* FTSEurofirst 300 down 0.8 pct, FTSE 100 down 1.6 pct
* Stocks briefly pare losses after U.S. payrolls
* Europe's fear gauge up 70 pct in two weeks
* Massive volumes seen from algorithmic programmes
By Blaise Robinson
PARIS, Aug 5 (Reuters) - European stocks fell back toward session lows on Friday after a brief move into positive territory after better-than-expected U.S. monthly jobs data.
At 1418 GMT, the FTSEurofirst 300 index of top European shares was down 0.8 percent at 984.33 points, while UK's FTSE 100 index was down 1.6 percent and Germany's DAX index down 1.1 percent.
The FTSEurofirst 300 is on track to post a weekly loss of about 10 percent, its worst weekly performance since May 2010.
"The payrolls weren't that bad, and it prevented the VSTOXX from jumping over the threshold of 40 which would have sparked real panic selling," said David Thebault, head of quantitative sales trading, at French broker Global Equities.
"It might buy the market some time, until we realise that actually, big U.S. companies aren't hiring at all. That's when the market will really fall."
The Euro STOXX 50 volatility index , Europe's main barometer of anxiety known as the VSTOXX index, was up 12 percent at 38.9. It has surged about 80 percent over the past 2 weeks, but remains well bellow a peak of 54.6 hit in May 2010 during the first wave of the Greek crisis.
"Asset managers aren't on the market, nor institutionals, insurers or prop desks. Volumes going through intermediaries like us are relatively low. It means that the volume is coming from big algo programmes," Thebault said.
Oil shares, which had shown resilience over the past few
months while the broad market drifted lower, sank on Friday
afternoon, with Total down 2.3 percent and Royal Dutch
Shell
Stocks in the region's peripheral markets were getting a reprieve after a dismal week with a rebound triggered by short covering as well as speculation the European Central Bank was buying Spanish and Italian bonds, traders said.
"Hedge funds are cutting short positions here, while some bulls are bottom fishing, but who knows if this is the real bottom?
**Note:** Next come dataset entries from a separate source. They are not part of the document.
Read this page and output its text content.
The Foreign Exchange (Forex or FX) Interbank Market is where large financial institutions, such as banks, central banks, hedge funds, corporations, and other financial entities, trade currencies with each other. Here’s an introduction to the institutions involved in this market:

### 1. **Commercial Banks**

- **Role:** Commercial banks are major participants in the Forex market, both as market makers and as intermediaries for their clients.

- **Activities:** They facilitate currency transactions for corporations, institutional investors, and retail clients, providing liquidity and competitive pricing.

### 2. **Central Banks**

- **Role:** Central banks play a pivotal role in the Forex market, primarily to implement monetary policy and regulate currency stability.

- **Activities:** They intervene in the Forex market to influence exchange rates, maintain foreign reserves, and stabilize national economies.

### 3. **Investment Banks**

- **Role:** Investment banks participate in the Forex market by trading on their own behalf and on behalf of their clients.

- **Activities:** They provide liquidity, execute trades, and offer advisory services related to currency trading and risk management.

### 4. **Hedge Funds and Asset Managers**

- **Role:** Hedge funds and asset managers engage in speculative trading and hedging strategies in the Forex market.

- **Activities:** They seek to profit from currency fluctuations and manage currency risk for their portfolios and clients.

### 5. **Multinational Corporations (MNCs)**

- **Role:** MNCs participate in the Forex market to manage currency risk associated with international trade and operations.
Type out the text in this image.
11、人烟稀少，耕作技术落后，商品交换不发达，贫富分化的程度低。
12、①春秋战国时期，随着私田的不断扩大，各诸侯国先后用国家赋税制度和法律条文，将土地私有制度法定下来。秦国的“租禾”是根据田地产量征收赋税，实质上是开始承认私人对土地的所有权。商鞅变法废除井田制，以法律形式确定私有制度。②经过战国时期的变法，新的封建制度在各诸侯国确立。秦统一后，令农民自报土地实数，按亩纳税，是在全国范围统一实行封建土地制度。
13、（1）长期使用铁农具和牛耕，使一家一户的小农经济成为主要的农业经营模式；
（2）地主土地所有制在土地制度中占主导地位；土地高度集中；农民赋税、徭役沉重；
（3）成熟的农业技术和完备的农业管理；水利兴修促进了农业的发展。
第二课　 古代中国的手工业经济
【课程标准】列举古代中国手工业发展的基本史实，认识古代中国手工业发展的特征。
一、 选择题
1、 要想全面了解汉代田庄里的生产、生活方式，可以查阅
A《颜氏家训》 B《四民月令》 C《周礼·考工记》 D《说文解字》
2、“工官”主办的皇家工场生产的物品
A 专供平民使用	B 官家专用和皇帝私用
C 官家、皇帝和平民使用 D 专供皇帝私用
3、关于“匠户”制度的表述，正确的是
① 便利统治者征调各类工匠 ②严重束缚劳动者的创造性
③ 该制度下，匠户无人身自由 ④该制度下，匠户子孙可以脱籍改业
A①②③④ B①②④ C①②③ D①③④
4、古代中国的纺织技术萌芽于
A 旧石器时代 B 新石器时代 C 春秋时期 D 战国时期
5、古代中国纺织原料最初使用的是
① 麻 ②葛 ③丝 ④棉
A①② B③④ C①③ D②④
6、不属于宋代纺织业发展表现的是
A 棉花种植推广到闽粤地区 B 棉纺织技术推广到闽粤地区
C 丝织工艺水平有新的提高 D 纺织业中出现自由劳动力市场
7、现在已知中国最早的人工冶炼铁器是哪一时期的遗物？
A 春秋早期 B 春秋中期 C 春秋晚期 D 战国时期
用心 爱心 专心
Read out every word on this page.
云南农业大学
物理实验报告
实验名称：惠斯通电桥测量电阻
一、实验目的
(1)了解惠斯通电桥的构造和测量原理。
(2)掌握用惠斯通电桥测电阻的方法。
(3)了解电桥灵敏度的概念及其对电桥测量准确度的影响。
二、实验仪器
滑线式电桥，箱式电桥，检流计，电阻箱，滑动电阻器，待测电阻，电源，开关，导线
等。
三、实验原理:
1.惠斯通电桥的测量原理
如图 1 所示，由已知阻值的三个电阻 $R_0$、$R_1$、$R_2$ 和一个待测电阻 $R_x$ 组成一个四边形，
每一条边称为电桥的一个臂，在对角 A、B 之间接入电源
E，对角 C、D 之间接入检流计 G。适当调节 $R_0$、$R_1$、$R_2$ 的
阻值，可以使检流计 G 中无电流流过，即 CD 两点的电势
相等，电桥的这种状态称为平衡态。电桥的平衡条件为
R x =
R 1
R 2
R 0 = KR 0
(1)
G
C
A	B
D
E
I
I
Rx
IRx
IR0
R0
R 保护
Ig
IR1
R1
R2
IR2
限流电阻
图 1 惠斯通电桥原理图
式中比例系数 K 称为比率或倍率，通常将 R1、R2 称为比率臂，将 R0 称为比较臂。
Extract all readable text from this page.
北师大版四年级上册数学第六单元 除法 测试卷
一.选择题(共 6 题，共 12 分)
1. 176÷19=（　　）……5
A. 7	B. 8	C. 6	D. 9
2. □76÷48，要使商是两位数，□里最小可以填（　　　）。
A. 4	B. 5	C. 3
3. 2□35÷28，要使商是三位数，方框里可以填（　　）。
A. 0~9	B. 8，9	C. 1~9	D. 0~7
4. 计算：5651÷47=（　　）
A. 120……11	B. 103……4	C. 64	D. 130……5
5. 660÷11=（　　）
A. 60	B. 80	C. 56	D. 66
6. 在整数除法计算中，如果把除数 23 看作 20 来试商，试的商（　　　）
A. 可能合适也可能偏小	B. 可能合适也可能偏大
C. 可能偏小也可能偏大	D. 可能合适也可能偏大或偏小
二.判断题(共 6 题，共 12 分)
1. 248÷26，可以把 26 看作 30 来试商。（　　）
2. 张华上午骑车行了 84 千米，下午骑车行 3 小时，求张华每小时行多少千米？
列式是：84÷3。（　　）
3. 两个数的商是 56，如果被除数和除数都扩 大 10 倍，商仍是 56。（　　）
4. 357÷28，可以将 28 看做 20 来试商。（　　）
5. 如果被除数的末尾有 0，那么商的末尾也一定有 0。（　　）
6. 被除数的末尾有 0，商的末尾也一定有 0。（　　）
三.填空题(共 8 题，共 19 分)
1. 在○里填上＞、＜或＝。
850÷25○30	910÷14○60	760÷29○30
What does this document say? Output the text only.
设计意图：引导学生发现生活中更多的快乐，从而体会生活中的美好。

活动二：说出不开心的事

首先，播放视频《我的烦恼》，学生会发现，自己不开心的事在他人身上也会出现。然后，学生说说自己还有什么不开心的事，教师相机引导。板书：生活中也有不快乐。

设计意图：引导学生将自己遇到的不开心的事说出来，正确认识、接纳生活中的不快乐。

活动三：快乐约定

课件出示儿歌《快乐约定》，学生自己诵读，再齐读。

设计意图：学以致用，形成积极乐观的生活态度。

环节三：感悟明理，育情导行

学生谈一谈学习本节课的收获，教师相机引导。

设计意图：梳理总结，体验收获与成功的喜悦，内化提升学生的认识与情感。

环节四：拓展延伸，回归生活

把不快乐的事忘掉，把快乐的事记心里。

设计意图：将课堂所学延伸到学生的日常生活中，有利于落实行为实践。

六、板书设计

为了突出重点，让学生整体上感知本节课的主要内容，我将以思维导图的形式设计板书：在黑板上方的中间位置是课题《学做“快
It's looks like dead cat bounce to me," a Paris-based trader said.
The Thomson Reuters Peripheral Eurozone Banks index recovered to be up 2.4 percent, with recently-hammered UniCredit and Banco Santander up 3.9 percent and 1.9 percent respectively.
"It is a relief rally in Italian and Spanish banks from being oversold, but we think it is too early to go in," said James Barber, head of European equities at Russell Investment.
"There is a real risk of permanent capital impairment for banks if they have to raise more capital."